Im Übrigen gab es die gleichen Ergebnisse auch bei der Formensprache in der Büroausstattung. Auch hier entstanden nach der Auseinandersetzung über die wirklich benötigten Qualitäten Assoziationen zu freien geschwungenen Formen und Kreisen, kaum zu Rechtecken; natürlich setzte sich die bisherige Gestaltung hauptsächlich aus Rechtecken zusammen, also wieder ein baulich-geistiges Hindernis, Innovation und Kreativität zu entwickeln.


Tiefenfunktionalität

Funktionalität ist ein vielgepriesenes Schlagwort in der Bauplanung. Ich behaupte, sie wird viel zu kurz gegriffen; es geht eben nicht nur um die Quadratmeter, die ein oder zwei Schreibtische benötigen, es geht nicht nur um die Pflegeleichtigkeit, es geht nicht nur um den Wendeplatz eines Lasters. Natürlich sollen und müssen diese Dinge alle funktionieren, doch was sagt diese Hausmeisterfunktionalität über die Funktionen aus, die in diesen Orten in diesen Räumen tatsächlich stattfinden sollen?

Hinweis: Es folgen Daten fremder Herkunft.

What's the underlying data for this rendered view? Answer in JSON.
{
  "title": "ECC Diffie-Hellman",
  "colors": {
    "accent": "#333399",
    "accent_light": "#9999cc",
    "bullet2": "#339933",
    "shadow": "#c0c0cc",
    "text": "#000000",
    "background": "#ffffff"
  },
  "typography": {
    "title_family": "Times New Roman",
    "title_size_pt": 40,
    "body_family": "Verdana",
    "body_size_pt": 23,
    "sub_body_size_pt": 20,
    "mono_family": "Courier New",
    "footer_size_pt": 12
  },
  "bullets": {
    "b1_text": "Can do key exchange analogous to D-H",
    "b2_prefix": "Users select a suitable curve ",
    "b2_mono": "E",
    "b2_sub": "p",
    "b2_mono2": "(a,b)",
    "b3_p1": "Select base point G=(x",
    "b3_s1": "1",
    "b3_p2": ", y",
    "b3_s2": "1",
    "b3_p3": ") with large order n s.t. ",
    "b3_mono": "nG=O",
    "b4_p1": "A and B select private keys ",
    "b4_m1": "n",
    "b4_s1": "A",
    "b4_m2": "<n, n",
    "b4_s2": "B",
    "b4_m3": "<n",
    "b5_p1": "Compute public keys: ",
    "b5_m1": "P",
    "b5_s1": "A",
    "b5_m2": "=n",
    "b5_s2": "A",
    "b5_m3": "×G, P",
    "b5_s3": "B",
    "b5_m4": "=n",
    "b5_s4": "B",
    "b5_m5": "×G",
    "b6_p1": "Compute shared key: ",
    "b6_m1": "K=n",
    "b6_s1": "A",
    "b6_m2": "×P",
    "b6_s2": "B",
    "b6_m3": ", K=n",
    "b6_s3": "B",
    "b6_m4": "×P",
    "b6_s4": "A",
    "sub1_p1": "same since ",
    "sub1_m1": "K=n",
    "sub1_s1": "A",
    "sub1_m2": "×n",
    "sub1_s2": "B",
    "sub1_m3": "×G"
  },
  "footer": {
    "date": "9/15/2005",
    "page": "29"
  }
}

Hat man sich wirklich gefragt, welche Qualitäten zu diesen Funktionen vonnöten sind? Welches Klima soll geschaffen werden, welche Formensprache bringt dies zum Ausdruck? Das nenne ich Tiefenfunktionalität.


Qualitatives Raumprogramm

Das heißt, ich benötige als Planer, natürlich erst recht als Farbgestalter vor dem quantitativen Raumprogramm zunächst ein qualitatives Raumprogramm. Da dies in unserer Gesellschaft bisher nahezu unbekannt ist, sind die Gestalter aufgerufen, dafür die Stimme zu erheben. Alle Menschen werden es danken – sie erhalten Vielfalt und Lebensqualität. Auch die Firmen werden es danken, sie finden eine echte CI und damit Identifikation mit dem Betrieb und sie steigern ihre Produktivität.

Mit einem Satz Ittens möchte ich schließen:

”Niemals hätte das Auge die Sonne wahrnehmen können, wenn es nicht zuerst die Form der Sonne aufgenommen hätte. Ebenso kann die Seele Schönheit nicht erkennen, bevor sie nicht selbst schön geworden ist.”

Uns allen wünsche ich die Farbigkeit und Freude, diese Seelenschönheit zu erfahren, sie aufzunehmen und zu genießen.